The mechanical arm is a mechanical device that can imitate the movement of human arms. Through the power source such as electric power, hydraulic pressure or pneumatic power, combined with the control system, the precise control of all joint manipulator pipelines is realized, so as to complete complex repetitive actions and fine operations. In the control of mechanical arm, it involves mechanical structure design, sensors, control algorithm and many other aspects.

Control principle:

1. position control: the current position information of the manipulator is obtained through the sensor, and the angle or distance to be rotated is calculated according to the given target position. Then, the controller controls the corresponding driver or actuator according to the calculated rotation angle or distance, so as to realize the precise movement of the arm. This control method is simple and suitable for scenes that do not need precise control.

2. Force control: When the manipulator is operating, it often needs to make corresponding action adjustments according to the strength of the operating object. The principle of force control is based on the external force signals obtained by sensors, and these signals are compared with the target force to calculate the error value. Then the control algorithm is adjusted according to the error value, and then the output force of the constant-speed driver is controlled, so that the force exerted by the mechanical arm can reach the expected goal. This control method is suitable for scenes such as assembly work and material handling that need to adjust the feedback of operating force.

3. Speed control: Speed control is a method to control the rotation speed of the robot arm according to its task requirements. The current speed is obtained by the controller and compared with the set target speed. Then, the controller adjusts the output of the system according to the error value, so as to realize the speed control of the manipulator. In speed control, open-loop control or closed-loop control can be used to achieve the purpose of accurate control.

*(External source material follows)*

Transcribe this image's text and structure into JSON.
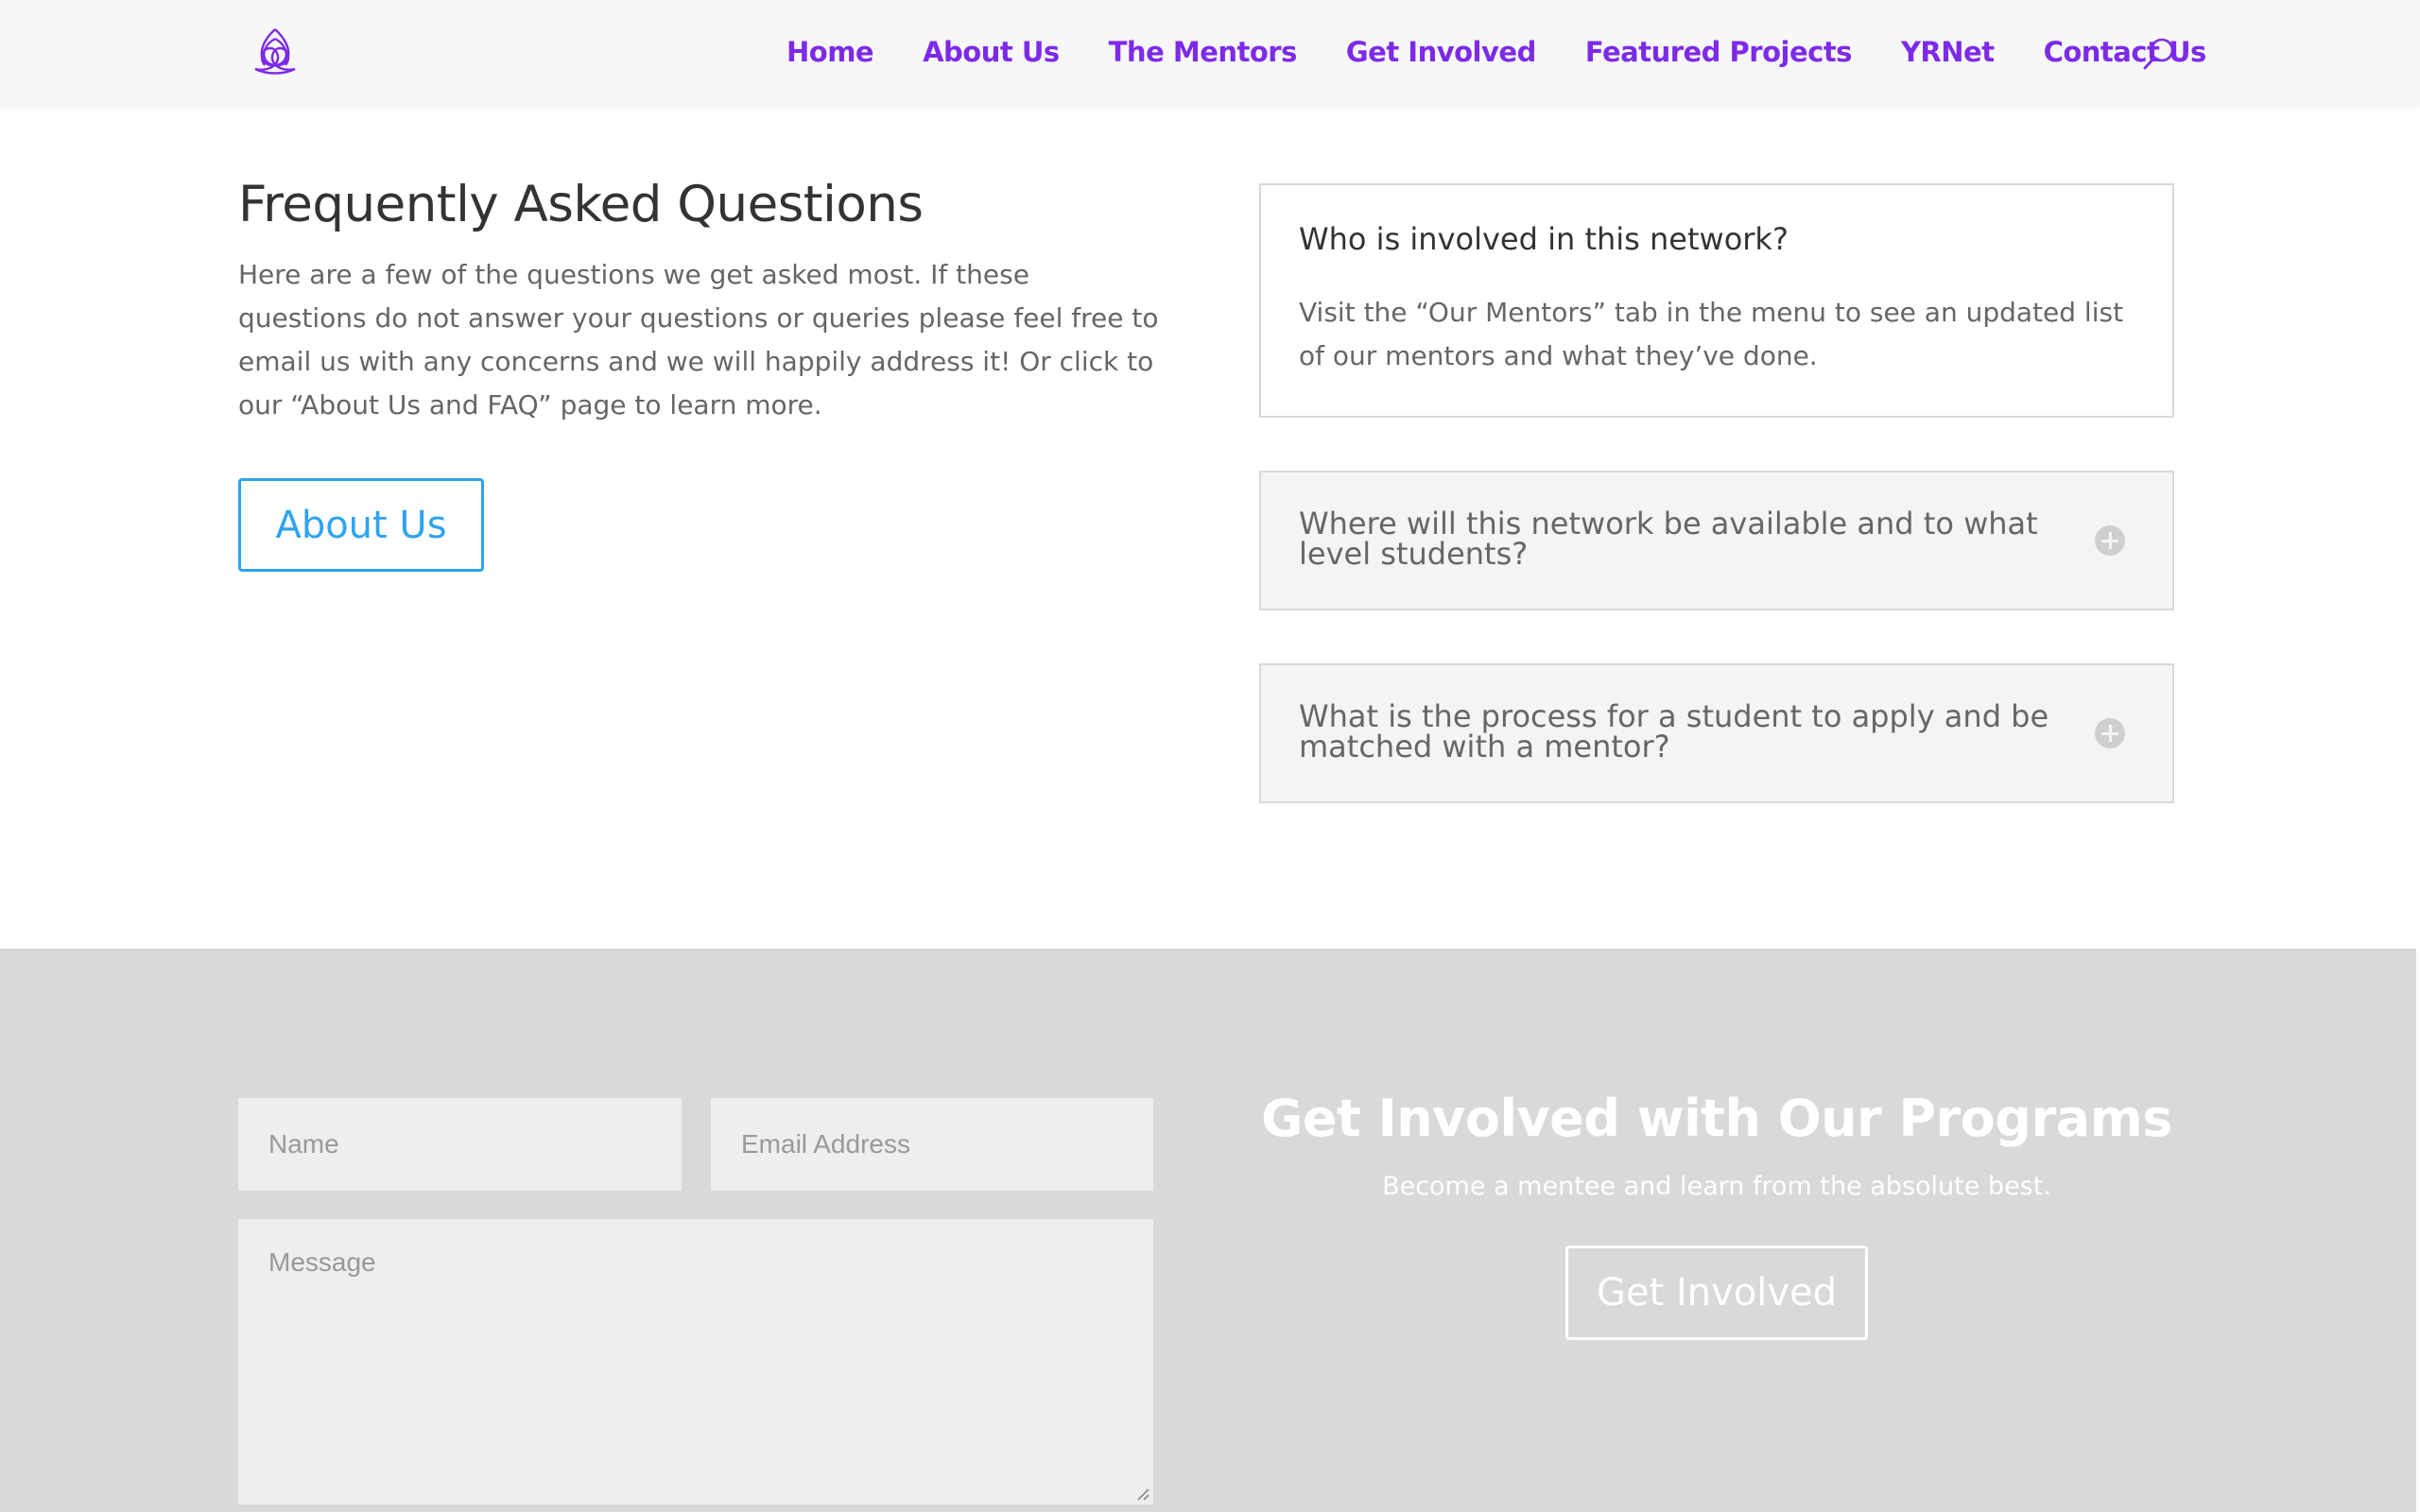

4. Torque control: Torque control refers to comparing the current torque information of the manipulator with the set target torque and adjusting the command signal to make the output torque of the manipulator close to the target torque. This control method can make the manipulator have stronger dynamic performance and anti-interference performance, and is suitable for scenes such as precision assembly and force adjustment that need to apply precise torque to the end effector.

Of course, in addition to the above centralized basic control methods, it can also be controlled by combining kinematics and dynamics models. The kinematic model of the manipulator can describe the geometric relationship between the joints of the manipulator, while the dynamic model can describe the motion and torque output of the manipulator under the action of external force. Through the modeling of kinematics and dynamics models, the trajectory and torque of the manipulator can be accurately controlled.

Summary: The control principle of manipulator mainly includes position control, force control, speed control and torque control. Different application scenarios use different control methods, and appropriate control methods can be selected according to specific needs. In addition, the precise control and optimal adjustment of the manipulator can be realized by combining advanced control technologies such as kinematics and mechanical model. With the application of these control principles, the mechanical arm can be widely used in industrial automation, medical service, warehousing and logistics, and the production efficiency and work quality are greatly improved.